Some Thoughts On D-Gruppe and Whether The First Truly German Super Heroes Are Dead and Buried?

A problem I have is that I am never happy with my own work. Scripts and stories yes. They are passable and entertaining. However, my artwork I am never satisfied with. Ben Dilworth once said "One day you will produce a comic masterpiece and look at it and say 'it's okay' and next day 'it's utter s**t!"  

Yeah. I often wish that I had an over inflated ego like a lot of comic artists -then I might be happy!  The problem is that my original D-Gruppe strip back in 1986/87 was pencilled by me and inked by...Ben Dilworth so I had that to look at and realise I was not cutting it!

Below: the first published in English and German art for D-Gruppe with pencils by me and inks by Ben Dilworth (c)2024 T. Hooper-Scharf/Ben R. Dilworth/BTC&B

I have a lot of D-Gruppe story and to be honest I doubt most of it will ever be seen. The question in my mind all the time is whether anyone will actually buy the finished comics? Had Bastei Verlag gone ahead in the early 1990s and published the D-Gruppe comic that would have been a start. Calibre Comics just fell through when the company collapsed and so it's all come down to self-publishing and that does not make me money to live on. Also, despite there being a lot of views from Germany (3.14K) and over at Comic Bits Online the views from Germany total 117K and the D-Gruppe posts get a lot of views but no one from Germany interested enough to buy. Is all the work involved in putting a D-Gruppe comic togethjer worth it?

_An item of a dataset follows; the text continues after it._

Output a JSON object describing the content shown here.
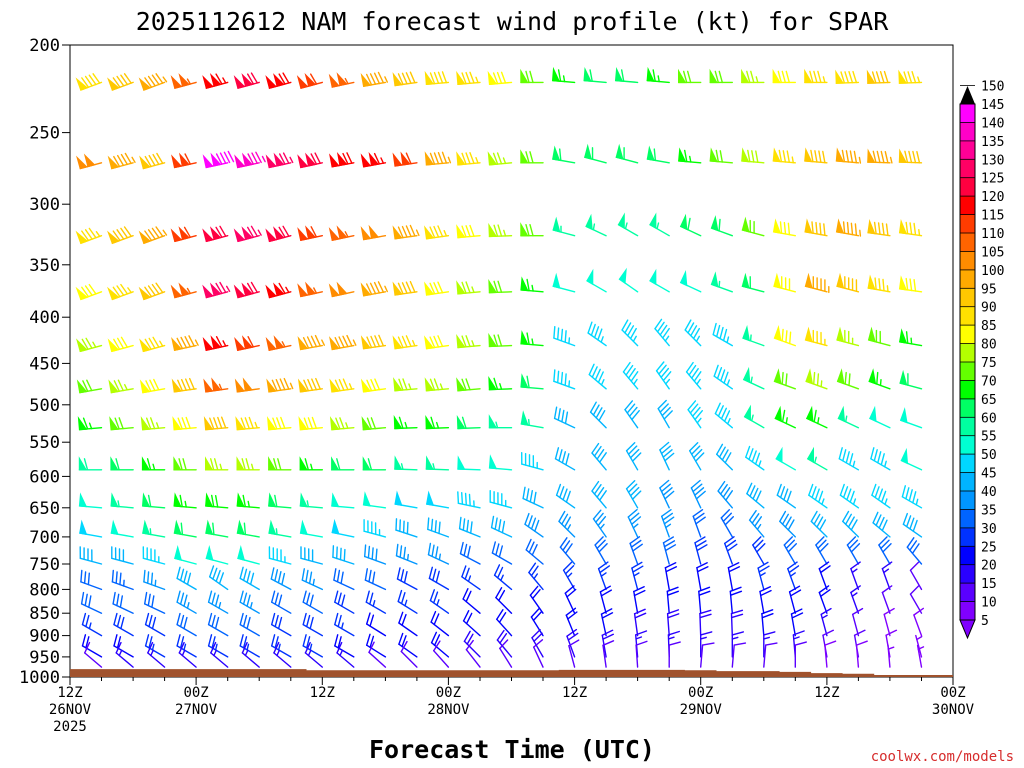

I know someone is going to say "Super heroes? In Germany? But we have no skyscrapers!" (and believe me that is said about British characters, too. But there have been super hero attempts in Germany (long after D-Gruppe debuted):

I have already uploaded an old CBO post on why German super heroes -super heroes in any country- are possible so let's get  the negative nonsense out of the way.


The problem is still the same -you need people to buy and to read a title and while Jean-Marc Lofficer convince Image Comics some year back to publish a 6 issue series featuring French super heroes -Strangers- would an American publisher be willing to try German super heroes?   

There is no reason why German super heroes/adventurers should not sell in a market in which super hero books flourish. But it is getting the books into the right places and hands and making it easy to order online with no international shipping is not doing it. 

We'll see as D-Gruppe are mixing it up in my head daily and I need to exorcise those comic folk!